Er hebt den Kopf gerade so weit, dass er sein Kinn auf seinen Armen abstellen kann, dann sieht er langsam zu mir hoch. Seine Augen sind leer, unendlich traurig und glasig. Es will mir das Herz zerreißen, aber ich warte.

»Nein.«

Ein leichtes Kopfschütteln, das nach unendlicher Kraftanstrengung aussieht, und ich gehe vor ihm in die Hocke. Langsam streiche ich über seine Wange, während er die Augen schließt.

»Komm, leg dich wieder hin.«

Ich merke, wie warm seine Haut ist, vermutlich hat er Fieber, was bei einer so starken Migräne kein Wunder wäre. Er hat mich gehört, aber er bewegt sich nicht, sitzt einfach nur mit geschlossenen Augen da. Sonst nichts.

»Tristan, du musst wieder ins Bett.«

Er nickt ganz langsam und sieht mich erst dann wieder an. Ich sehe die Tränen in seinen Augen, und so langsam dämmert es mir. Es gibt einen Grund, warum Helen nicht hier ist. Es gibt einen Grund, warum ihm alles, was ich gesagt und getan habe, so wehgetan hat. Es gibt auch für das hier zwischen uns einen Grund. Aber so recht traue ich mich noch nicht, es auszusprechen.
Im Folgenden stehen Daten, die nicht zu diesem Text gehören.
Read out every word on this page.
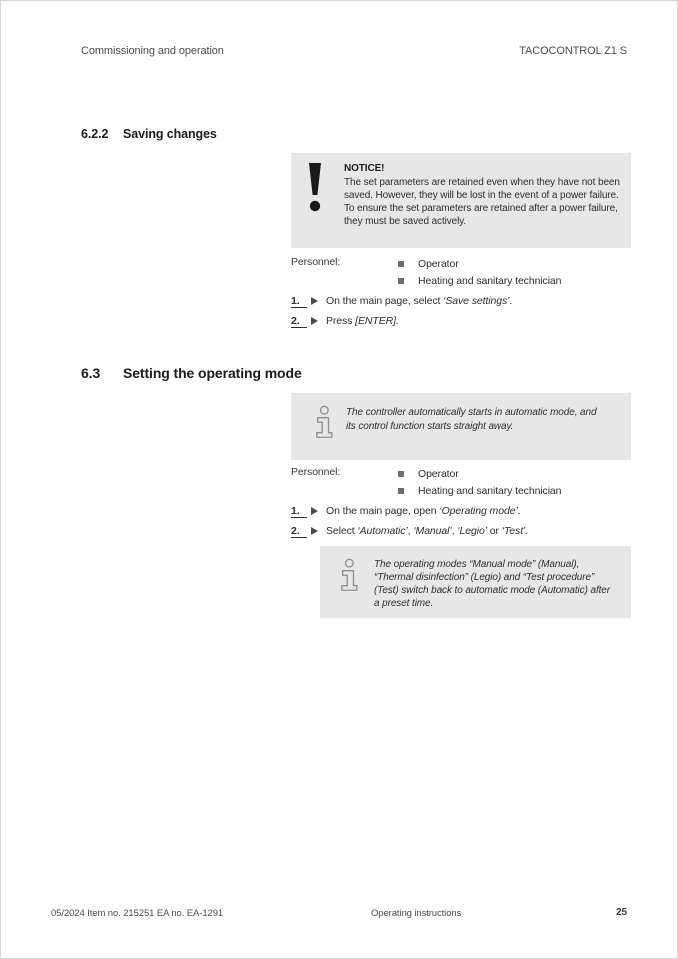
Commissioning and operation	TACOCONTROL Z1 S
6.2.2 Saving changes
NOTICE!
The set parameters are retained even when they have not been saved. However, they will be lost in the event of a power failure. To ensure the set parameters are retained after a power failure, they must be saved actively.
Personnel:	Operator
Heating and sanitary technician
1.	On the main page, select ‘Save settings’.
2.	Press [ENTER].
6.3 Setting the operating mode
The controller automatically starts in automatic mode, and its control function starts straight away.
Personnel:	Operator
Heating and sanitary technician
1.	On the main page, open ‘Operating mode’.
2.	Select ‘Automatic’, ‘Manual’, ‘Legio’ or ‘Test’.
The operating modes “Manual mode” (Manual), “Thermal disinfection” (Legio) and “Test procedure” (Test) switch back to automatic mode (Automatic) after a preset time.
05/2024 Item no. 215251 EA no. EA-1291	Operating instructions	25
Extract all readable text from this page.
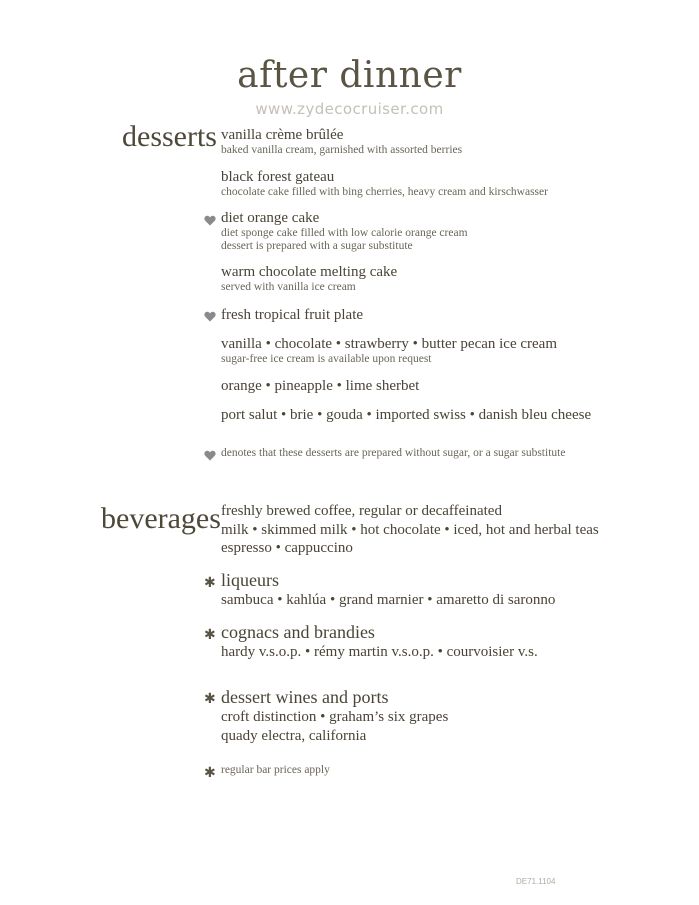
after dinner
www.zydecocruiser.com
desserts vanilla crème brûlée
baked vanilla cream, garnished with assorted berries
black forest gateau
chocolate cake filled with bing cherries, heavy cream and kirschwasser
diet orange cake
diet sponge cake filled with low calorie orange cream
dessert is prepared with a sugar substitute
warm chocolate melting cake
served with vanilla ice cream
fresh tropical fruit plate
vanilla • chocolate • strawberry • butter pecan ice cream
sugar-free ice cream is available upon request
orange • pineapple • lime sherbet
port salut • brie • gouda • imported swiss • danish bleu cheese
denotes that these desserts are prepared without sugar, or a sugar substitute
beverages freshly brewed coffee, regular or decaffeinated
milk • skimmed milk • hot chocolate • iced, hot and herbal teas
espresso • cappuccino
✱ liqueurs
sambuca • kahlúa • grand marnier • amaretto di saronno
✱ cognacs and brandies
hardy v.s.o.p. • rémy martin v.s.o.p. • courvoisier v.s.
✱ dessert wines and ports
croft distinction • graham’s six grapes
quady electra, california
✱ regular bar prices apply
DE71.1104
Ich helfe ihm wieder auf die Beine und laufe neben ihm her über den Flur in sein Schlafzimmer. Noch immer ist es abgedunkelt und ich erahne nur die Gegenstände im Inneren. Es ist vielleicht besser so, denn ich würde zu viel von ihr sehen. Ohne ein Wort rollt er sich zusammen, zieht die Decke bis fast unter das Kinn und schließt die Augen. Was soll ich noch hier? Ich fahre ihm kurz durch die Haare.
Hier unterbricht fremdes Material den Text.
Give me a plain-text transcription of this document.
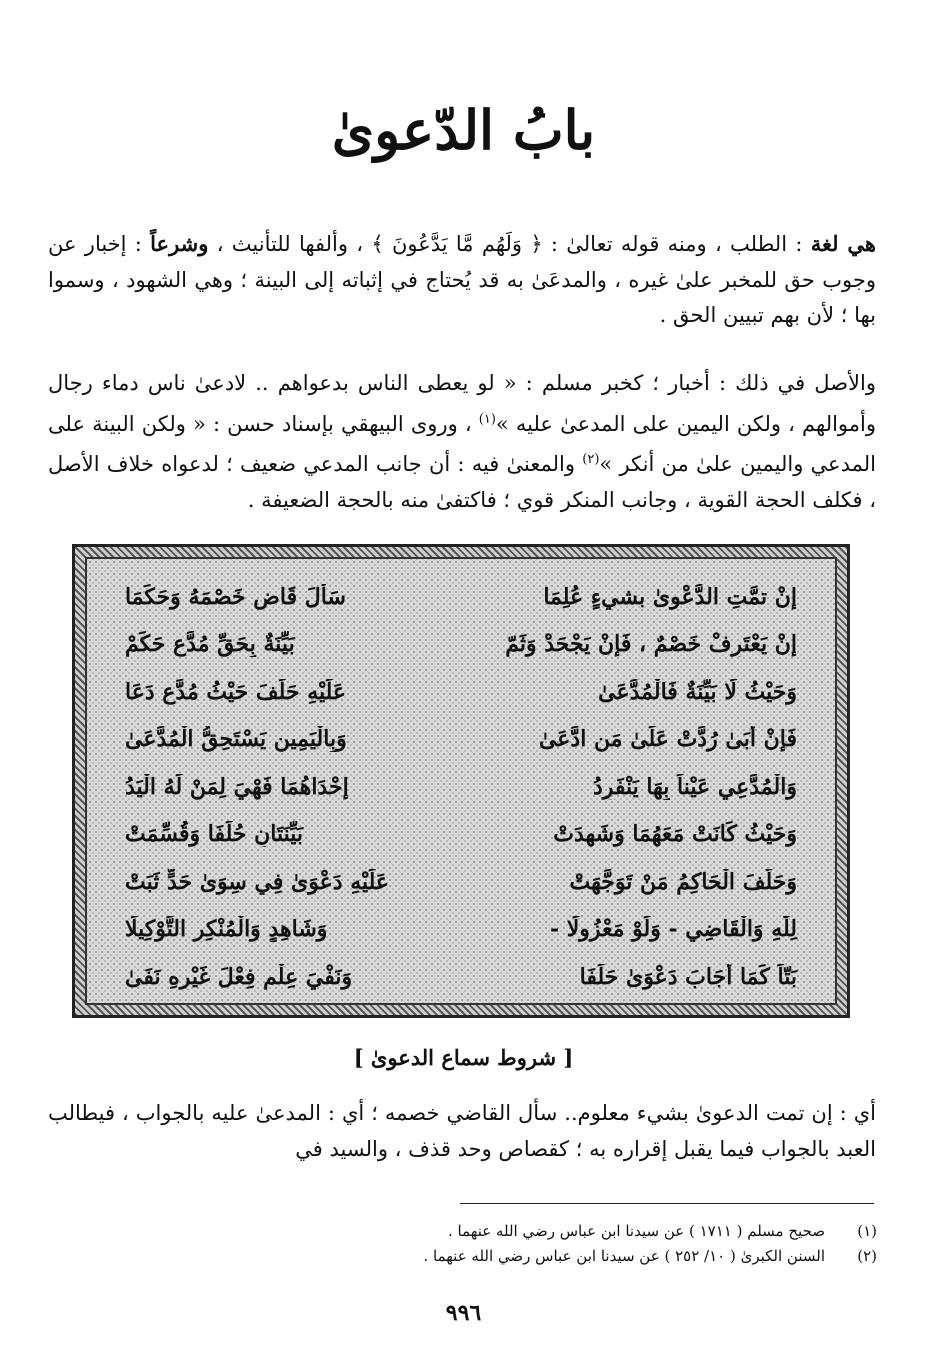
بابُ الدّعوىٰ

هي لغة : الطلب ، ومنه قوله تعالىٰ : ﴿ وَلَهُم مَّا يَدَّعُونَ ﴾ ، وألفها للتأنيث ، وشرعاً : إخبار عن وجوب حق للمخبر علىٰ غيره ، والمدعَىٰ به قد يُحتاج في إثباته إلى البينة ؛ وهي الشهود ، وسموا بها ؛ لأن بهم تبيين الحق .

والأصل في ذلك : أخبار ؛ كخبر مسلم : « لو يعطى الناس بدعواهم .. لادعىٰ ناس دماء رجال وأموالهم ، ولكن اليمين على المدعىٰ عليه »$^{(١)}$ ، وروى البيهقي بإسناد حسن : « ولكن البينة على المدعي واليمين علىٰ من أنكر »$^{(٢)}$ والمعنىٰ فيه : أن جانب المدعي ضعيف ؛ لدعواه خلاف الأصل ، فكلف الحجة القوية ، وجانب المنكر قوي ؛ فاكتفىٰ منه بالحجة الضعيفة .

إنْ تمَّتِ الدَّعْوىٰ بشيءٍ عُلِمَا
سَأَلَ قَاضٍ خَصْمَهُ وَحَكَمَا
إنْ يَعْتَرِفْ خَصْمٌ ، فَإِنْ يَجْحَدْ وَثَمّ
بَيِّنَةٌ بِحَقِّ مُدَّعٍ حَكَمْ
وَحَيْثُ لَا بَيِّنَةٌ فَالْمُدَّعَىٰ
عَلَيْهِ حَلَفَ حَيْثُ مُدَّعٍ دَعَا
فَإِنْ أَبَىٰ رُدَّتْ عَلَىٰ مَنِ ادَّعَىٰ
وَبِالْيَمِينِ يَسْتَحِقُّ الْمُدَّعَىٰ
وَالْمُدَّعِي عَيْناً بِهَا يَنْفَرِدُ
إِحْدَاهُمَا فَهْيَ لِمَنْ لَهُ الْيَدُ
وَحَيْثُ كَانَتْ مَعَهُمَا وَشَهِدَتْ
بَيِّنَتَانِ حُلِّفَا وَقُسِّمَتْ
وَحَلَّفَ الْحَاكِمُ مَنْ تَوَجَّهَتْ
عَلَيْهِ دَعْوَىٰ فِي سِوَىٰ حَدٍّ ثَبَتْ
لِلّٰهِ وَالْقَاضِي - وَلَوْ مَعْزُولَا -
وَشَاهِدٍ وَالْمُنْكِرِ التَّوْكِيلَا
بَتّاً كَمَا أَجَابَ دَعْوَىٰ حَلَفَا
وَنَفْيَ عِلْمٍ فِعْلَ غَيْرِهِ نَفَىٰ
[ شروط سماع الدعوىٰ ]

أي : إن تمت الدعوىٰ بشيء معلوم.. سأل القاضي خصمه ؛ أي : المدعىٰ عليه بالجواب ، فيطالب العبد بالجواب فيما يقبل إقراره به ؛ كقصاص وحد قذف ، والسيد في

(١)
صحيح مسلم ( ١٧١١ ) عن سيدنا ابن عباس رضي الله عنهما .
(٢)
السنن الكبرىٰ ( ١٠/ ٢٥٢ ) عن سيدنا ابن عباس رضي الله عنهما .
٩٩٦
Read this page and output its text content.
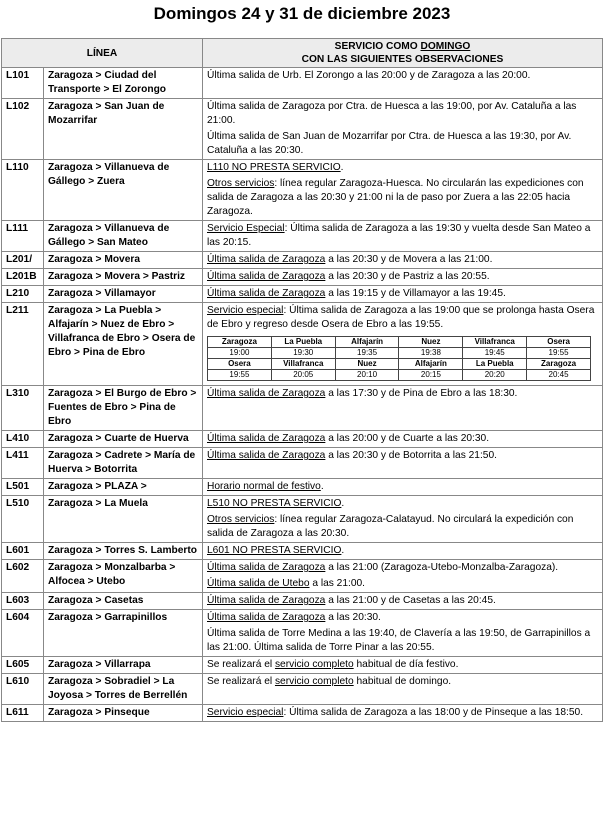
Domingos 24 y 31 de diciembre 2023
LÍNEA	SERVICIO COMO DOMINGO
CON LAS SIGUIENTES OBSERVACIONES
L101	Zaragoza > Ciudad del Transporte > El Zorongo	

Última salida de Urb. El Zorongo a las 20:00 y de Zaragoza a las 20:00.

L102	Zaragoza > San Juan de Mozarrifar	

Última salida de Zaragoza por Ctra. de Huesca a las 19:00, por Av. Cataluña a las 21:00.

Última salida de San Juan de Mozarrifar por Ctra. de Huesca a las 19:30, por Av. Cataluña a las 20:30.

L110	Zaragoza > Villanueva de Gállego > Zuera	

L110 NO PRESTA SERVICIO.

Otros servicios: línea regular Zaragoza-Huesca. No circularán las expediciones con salida de Zaragoza a las 20:30 y 21:00 ni la de paso por Zuera a las 22:05 hacia Zaragoza.

L111	Zaragoza > Villanueva de Gállego > San Mateo	

Servicio Especial: Última salida de Zaragoza a las 19:30 y vuelta desde San Mateo a las 20:15.

L201/	Zaragoza > Movera	Última salida de Zaragoza a las 20:30 y de Movera a las 21:00.

L201B	Zaragoza > Movera > Pastriz	Última salida de Zaragoza a las 20:30 y de Pastriz a las 20:55.

L210	Zaragoza > Villamayor	Última salida de Zaragoza a las 19:15 y de Villamayor a las 19:45.

L211	Zaragoza > La Puebla > Alfajarín > Nuez de Ebro > Villafranca de Ebro > Osera de Ebro > Pina de Ebro	

Servicio especial: Última salida de Zaragoza a las 19:00 que se prolonga hasta Osera de Ebro y regreso desde Osera de Ebro a las 19:55.

Zaragoza	La Puebla	Alfajarín	Nuez	Villafranca	Osera
19:00	19:30	19:35	19:38	19:45	19:55
Osera	Villafranca	Nuez	Alfajarín	La Puebla	Zaragoza
19:55	20:05	20:10	20:15	20:20	20:45

L310	Zaragoza > El Burgo de Ebro > Fuentes de Ebro > Pina de Ebro	

Última salida de Zaragoza a las 17:30 y de Pina de Ebro a las 18:30.

L410	Zaragoza > Cuarte de Huerva	Última salida de Zaragoza a las 20:00 y de Cuarte a las 20:30.

L411	Zaragoza > Cadrete > María de Huerva > Botorrita	

Última salida de Zaragoza a las 20:30 y de Botorrita a las 21:50.

L501	Zaragoza > PLAZA >	Horario normal de festivo.

L510	Zaragoza > La Muela	L510 NO PRESTA SERVICIO.

Otros servicios: línea regular Zaragoza-Calatayud. No circulará la expedición con salida de Zaragoza a las 20:30.

L601	Zaragoza > Torres S. Lamberto	L601 NO PRESTA SERVICIO.

L602	Zaragoza > Monzalbarba > Alfocea > Utebo	

Última salida de Zaragoza a las 21:00 (Zaragoza-Utebo-Monzalba-Zaragoza).

Última salida de Utebo a las 21:00.

L603	Zaragoza > Casetas	Última salida de Zaragoza a las 21:00 y de Casetas a las 20:45.

L604	Zaragoza > Garrapinillos	Última salida de Zaragoza a las 20:30.

Última salida de Torre Medina a las 19:40, de Clavería a las 19:50, de Garrapinillos a las 21:00. Última salida de Torre Pinar a las 20:55.

L605	Zaragoza > Villarrapa	Se realizará el servicio completo habitual de día festivo.

L610	Zaragoza > Sobradiel > La Joyosa > Torres de Berrellén	

Se realizará el servicio completo habitual de domingo.

L611	Zaragoza > Pinseque	Servicio especial: Última salida de Zaragoza a las 18:00 y de Pinseque a las 18:50.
»Ich bin im Wohnzimmer, wenn du mich brauchst.«

»Bleib hier.«

Wunschdenken, Layla. Das ist reines Wunschdenken. Das hat er nicht gesagt und wenn, dann hat er es nicht so gemeint.

»Bitte.«

Oder eben doch.

Ich habe so viele Fragen, ich will so vieles wissen, und ich kann nicht fragen. Ich nicke nur und klettere neben ihn auf das Bett. Es fühlt sich fremd und ungewohnt an, dabei ist es nur ein Bett. Es ist ein sehr großes Bett, aber ich komme mir auch ohne die beeindruckende Größe sehr klein vor. Und so sitze ich neben ihm und warte darauf, dass er einschläft. Was er irgendwann tut.

Aber es ist kein sehr ruhiger Schlaf. Ich gebe mir größte Mühe, keine Geräusche zu machen. Ich atme leise, ich bewege mich nicht, ich bin nur da. Ohne wirklich da zu sein. Helen verscheucht mich. Ich bin körperlich anwesend, aber ich weiß genau, zu viel ist passiert, als dass ich wirklich jemals hier, auf dieser Seite des Bettes liegen werde.

Immer mal wieder bewegt sich Tristan, begleitet von einem schmerzerfüllten Seufzen. Er dreht sich von einer Seite auf die andere, er schiebt die Decke weg, dann wieder zu sich. Seine Hände bilden Fäuste und verkrampfen sich, seine Augenbrauen ziehen sich zusammen, dann entspannt er sich für einen kurzen Moment, nur um dann wieder zusammenzuzucken und eine bessere Position zu finden. Manchmal öffnet er die Augen, fast so, als wolle er wissen, ob ich noch da bin. Sein Blick sucht mich, und ich lächle stumm. Er ist nicht alleine.